Nationwide, more than one-fourth of the states have convened such task forces to address global warming. Nevada now joins the list and expects to produce recommendations within a year.

Gibbons' task force will consider global warming and greenhouse gas emissions and "how they are affecting Nevada," his energy and science adviser, Hatice Gecol, said last month.

Gecol, a UNR scientist on leave to the governor's office, was not available for further comment. But in announcing the task force last month, she said its job would be to consider "what is our contribution to global warming, what are the possibilities, the suggestions."

Yet when asked if the committee's starting point was the belief that global warming exists, she said the committee would be neutral. "I would like to encourage them to read the scientific publications in both senses," she said.

When pressed about that rationale, especially after this year's landmark United Nations report signed onto by 113 countries and more than 1,000 scientists essentially confirming global warming, Gecol said:

"They need to look at both possibilities . They need to evaluate all the scientific data."
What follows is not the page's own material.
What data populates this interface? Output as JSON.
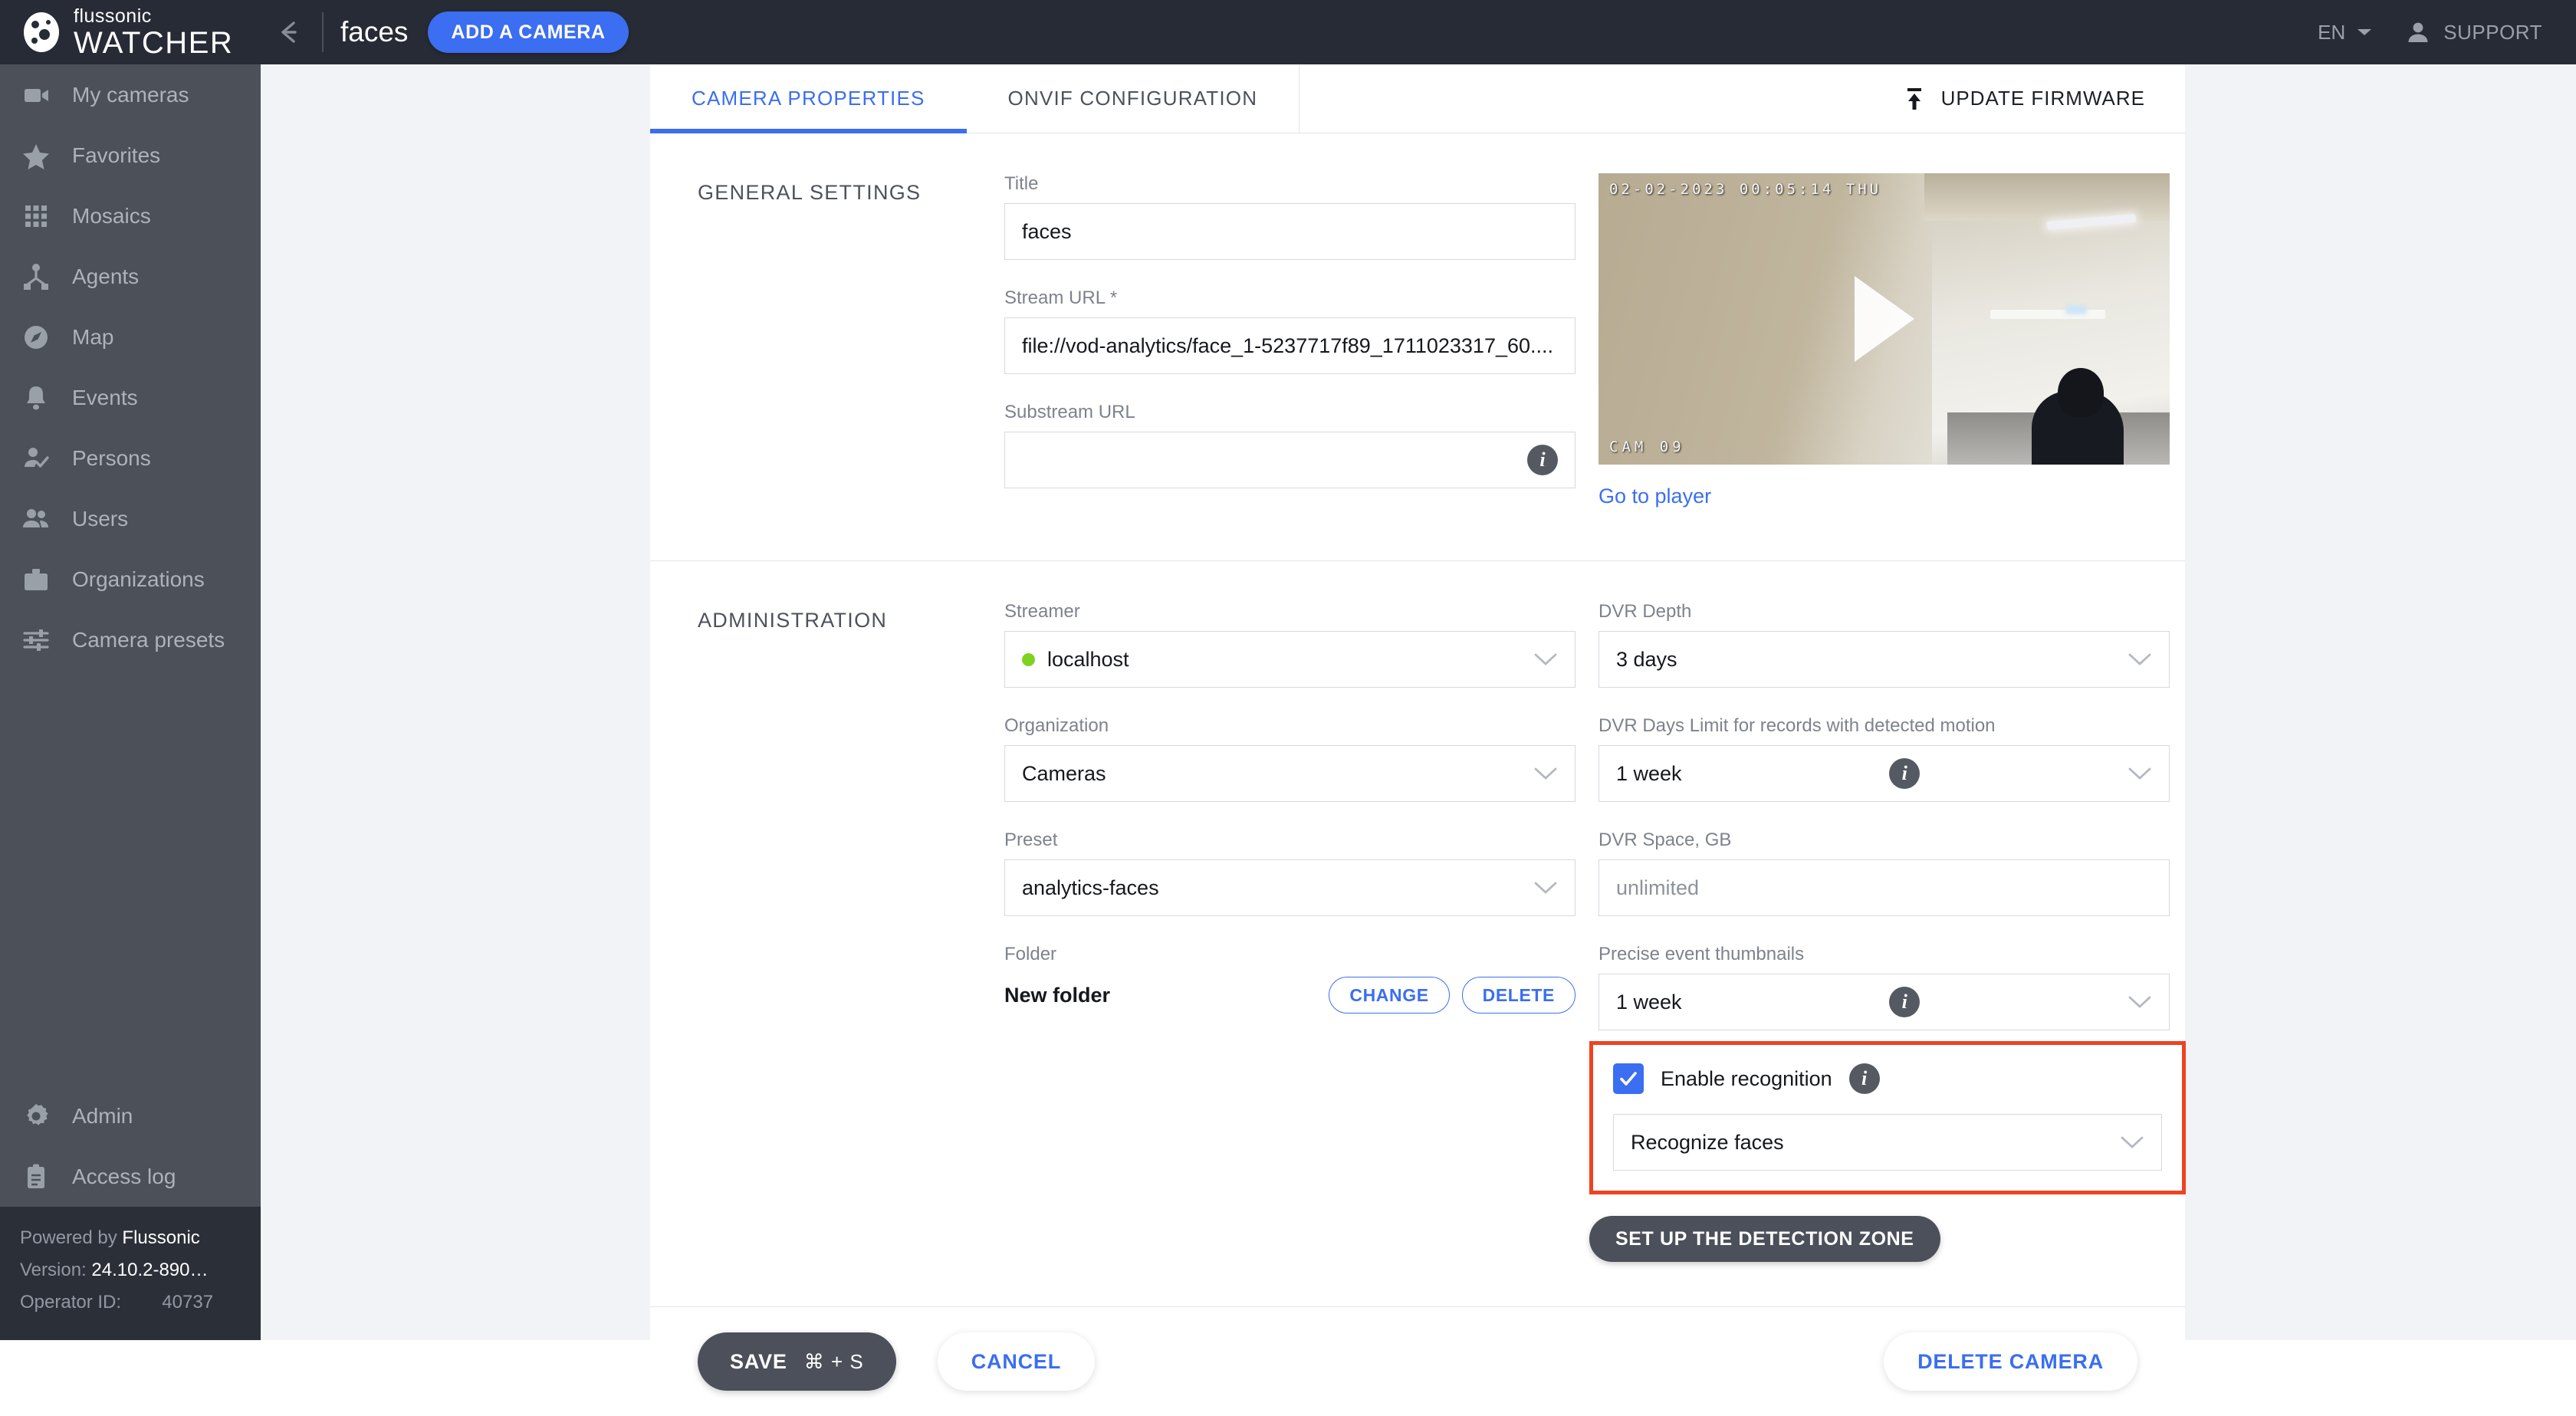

She said, "It is the task force's duty to rule out or rule in. They need to gather and they need to decide about it."

Judi Greenwald, a policy analyst at the Pew Center for Global Climate Change, sees value in launching the debate from a neutral point.

"I'm OK with that," she said. "We're convinced that the science is serious. But we also believe people need to be educated. If it's used to get everyone on the same page, and then move on to solutions, then that's fine."

But Greenwald added: "I think it's getting harder though, day by day, unless you're living in a hole, not starting from, 'This is a problem, let's move on, how do we solve it?' "

States say they are increasingly interested in global warming because of the economic effects, such as ski resorts suffering from light snowfall or water supplies drying up.

Seattle Mayor Greg Nickels founded the U.S. Mayor's Climate Change Agreement to reduce global warming pollution. It has been signed by more than 400 cities, including Las Vegas, Henderson, Reno and Sparks. Nickels said he knew it was time to act when he couldn't see snowfall on the mountains.

"It was something of an epiphany for him," said John Healy, spokesman for the city's sustainability office. "We are a city that depends on snowpack to generate hydroelectric energy and drinking water."

Healy said debating whether global warming is real is a "little like spending a lot of time arguing if the Earth is flat."

Still, he welcomed Nevada's task force as a "positive development."

"I would hope they would move quickly to the solutions, and not spend too much time belaboring science that has effectively ended the debate."